By Brad Wrenn, Coordinator of the UNCG Veterans Resource Center

Making the transition into higher education is an exciting and challenging experience for everyone, but students who are coming to college after serving on active duty in the armed forces bring with them a unique set of both challenges and opportunities for the students themselves, for their families, and for the institutions they attend.

Regardless of how long a person is enlisted or commissioned in the military, upon their separation or discharge, most service members are granted Veterans Affairs education benefits that provide them with financial assistance for college in the form of paid tuition, tuition assistance, or monthly stipends.  Some benefits packages allow military-affiliated students to pay in-state tuition at any public institution of higher learning in the nation regardless of their home of record.  Some VA benefits can even be transferred to the children and spouses of service members. While these education benefits facilitate the transition from military to academic life, they can also cause several challenges for veterans that traditional students do not experience.  For instance, VA benefits only pay for classes that are directly related to the plan of study for a student’s stated major.  This means that military-affiliated students have fewer opportunities to explore potential areas of interest and must develop a comprehensive graduation plan early on in their college careers.  Also, all education benefits packages must be processed through a myriad of systems both within the VA and the higher education institutions they attend.  Because of this, many students experience delays in the payment of their benefits and must take extra steps with their school’s administration to ensure that they are not dropped from their classes each semester.

In addition to these issues, some service members face significant personal and social struggles when making the choice to pursue a college degree.  For these student veterans, particularly for those who have separated recently, the lifestyle associated with the higher education environment is quite different from what they have become accustomed to in the military.  Student veterans often feel that they have very little in common with their civilian student peers, and sometimes have trouble making meaningful social connections on campus.  Furthermore, because of their experiences in the military and in combat, student veterans sometimes have unique perspectives about certain socio-political situations or topics that their traditional classmates have trouble understanding. This causes the veterans to either withdraw from these discussions entirely so as not to create confrontations, or to express their opinions in a very overt way that civilian classmates might find insensitive or offensive. In either case, student veterans often feel isolated and stigmatized in the classroom.

Adding to this isolation is the fact that student veterans are also far more likely than traditional students to live off-campus and have obligations outside of school related to jobs and families.  This causes significant difficulty with time management and results in student veterans being far less likely to take part in extracurricular activities such as student groups, trips, team sports.

Finally, many student veterans face service-related injuries or illnesses that can complicate their transition to academia. One such condition that can directly and significantly affect the college experience for service members, particularly those who have experienced combat, is post-traumatic stress.  The symptoms of post traumatic stress can include sleep difficulties, hypervigilance or hyperarousal, and discomfort with large groups of people.  Another somewhat common service-related condition is Traumatic Brain Injury. These injuries involve physiological damage to the brain, and can hinder skills such as memorization, concentration, and attention maintenance, making it difficult for students to focus on assignments and exams, and sometimes causing them to accumulate excessive absences.

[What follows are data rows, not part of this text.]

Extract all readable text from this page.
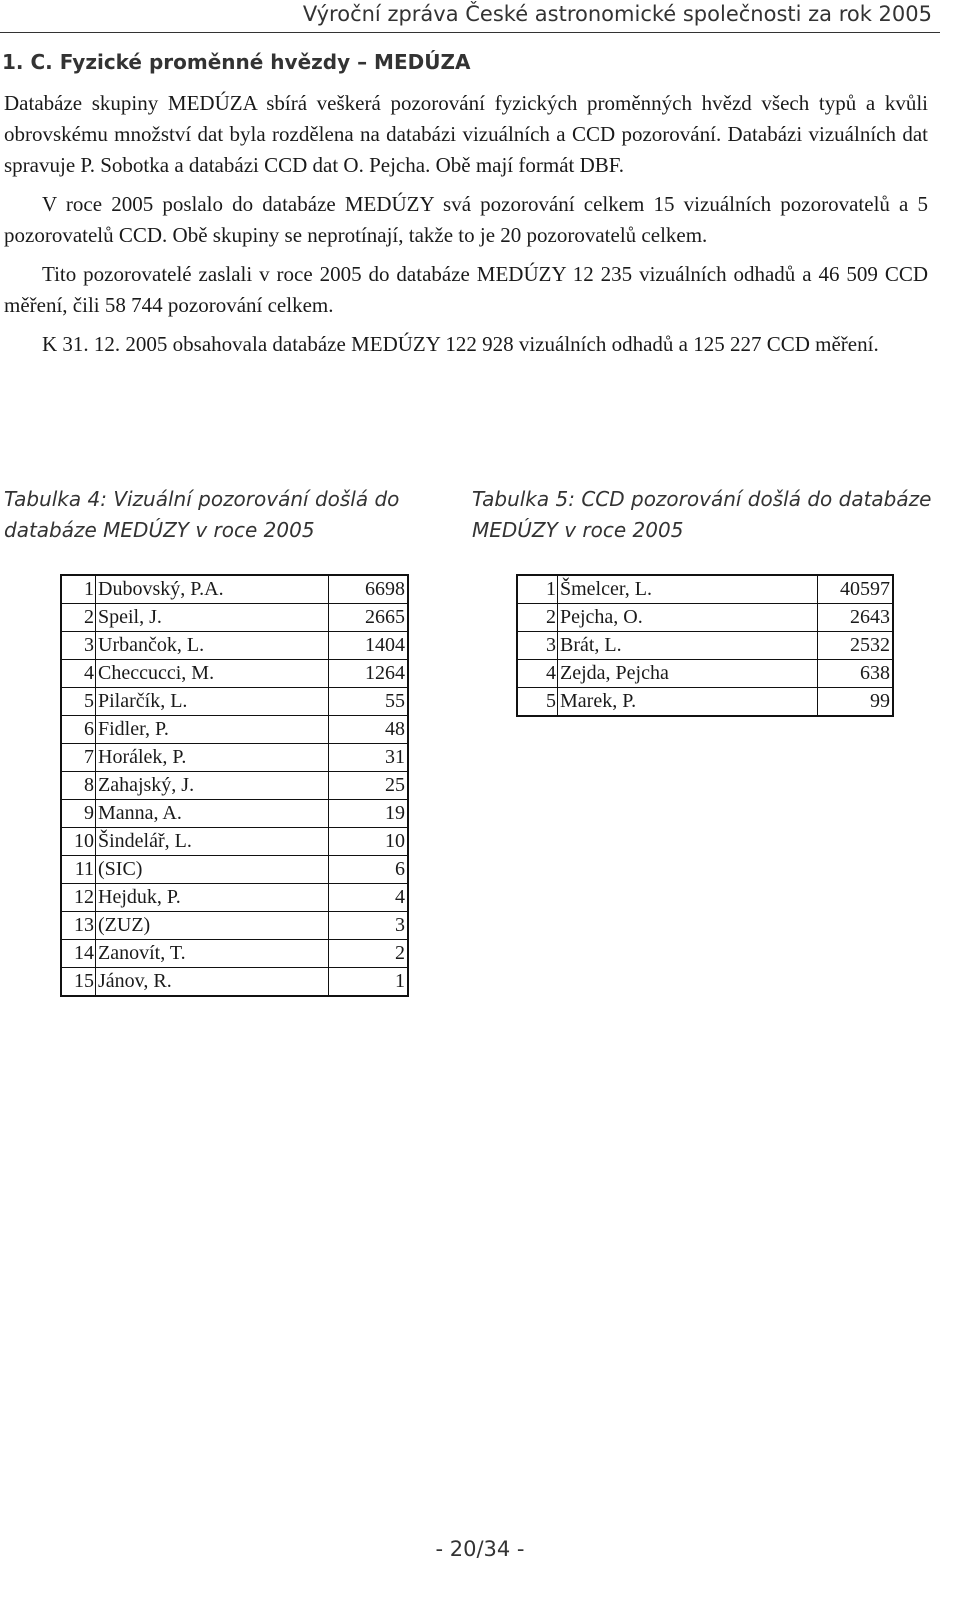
Výroční zpráva České astronomické společnosti za rok 2005
1. C. Fyzické proměnné hvězdy – MEDÚZA

Databáze skupiny MEDÚZA sbírá veškerá pozorování fyzických proměnných hvězd všech typů a kvůli obrovskému množství dat byla rozdělena na databázi vizuálních a CCD pozorování. Databázi vizuálních dat spravuje P. Sobotka a databázi CCD dat O. Pejcha. Obě mají formát DBF.

V roce 2005 poslalo do databáze MEDÚZY svá pozorování celkem 15 vizuálních pozorovatelů a 5 pozorovatelů CCD. Obě skupiny se neprotínají, takže to je 20 pozorovatelů celkem.

Tito pozorovatelé zaslali v roce 2005 do databáze MEDÚZY 12 235 vizuálních odhadů a 46 509 CCD měření, čili 58 744 pozorování celkem.

K 31. 12. 2005 obsahovala databáze MEDÚZY 122 928 vizuálních odhadů a 125 227 CCD měření.

Tabulka 4: Vizuální pozorování došlá do databáze MEDÚZY v roce 2005
Tabulka 5: CCD pozorování došlá do databáze MEDÚZY v roce 2005
1	Dubovský, P.A.	6698
2	Speil, J.	2665
3	Urbančok, L.	1404
4	Checcucci, M.	1264
5	Pilarčík, L.	55
6	Fidler, P.	48
7	Horálek, P.	31
8	Zahajský, J.	25
9	Manna, A.	19
10	Šindelář, L.	10
11	(SIC)	6
12	Hejduk, P.	4
13	(ZUZ)	3
14	Zanovít, T.	2
15	Jánov, R.	1
1	Šmelcer, L.	40597
2	Pejcha, O.	2643
3	Brát, L.	2532
4	Zejda, Pejcha	638
5	Marek, P.	99
- 20/34 -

Despite these challenges, the military provides student veterans with tremendously important life skills such as strong core values, discipline, leadership, teamwork skills, and the ability to perform under stress.  Student veterans bring to colleges and universities a level of grit and fortitude that is always sought but often not seen in traditional college students.  They usually retain and persist at a higher rate than their civilian counterparts and typically maintain a higher than average GPA.  For this reason, it is extremely important for higher education institutions to ensure that they have the systems, the knowledge, and the understanding necessary to provide the highest level of service to this community of students who have offered their own service in defense of our nation.

 

Brad Wrenn is the Coordinator of the Veterans Resource Center at The University of North Carolina at Greensboro. After being honorably discharged from the United States Air Force in 2002, Brad earned a Bachelor’s Degree in International Business from The University of North Carolina at Greensboro and a Master’s Degree in Adult Education from East Carolina University. He currently lives in Greensboro with his wife Rachel and their two dogs, Karma and Levi, and he enjoys backpacking, gardening, and beekeeping in his spare time.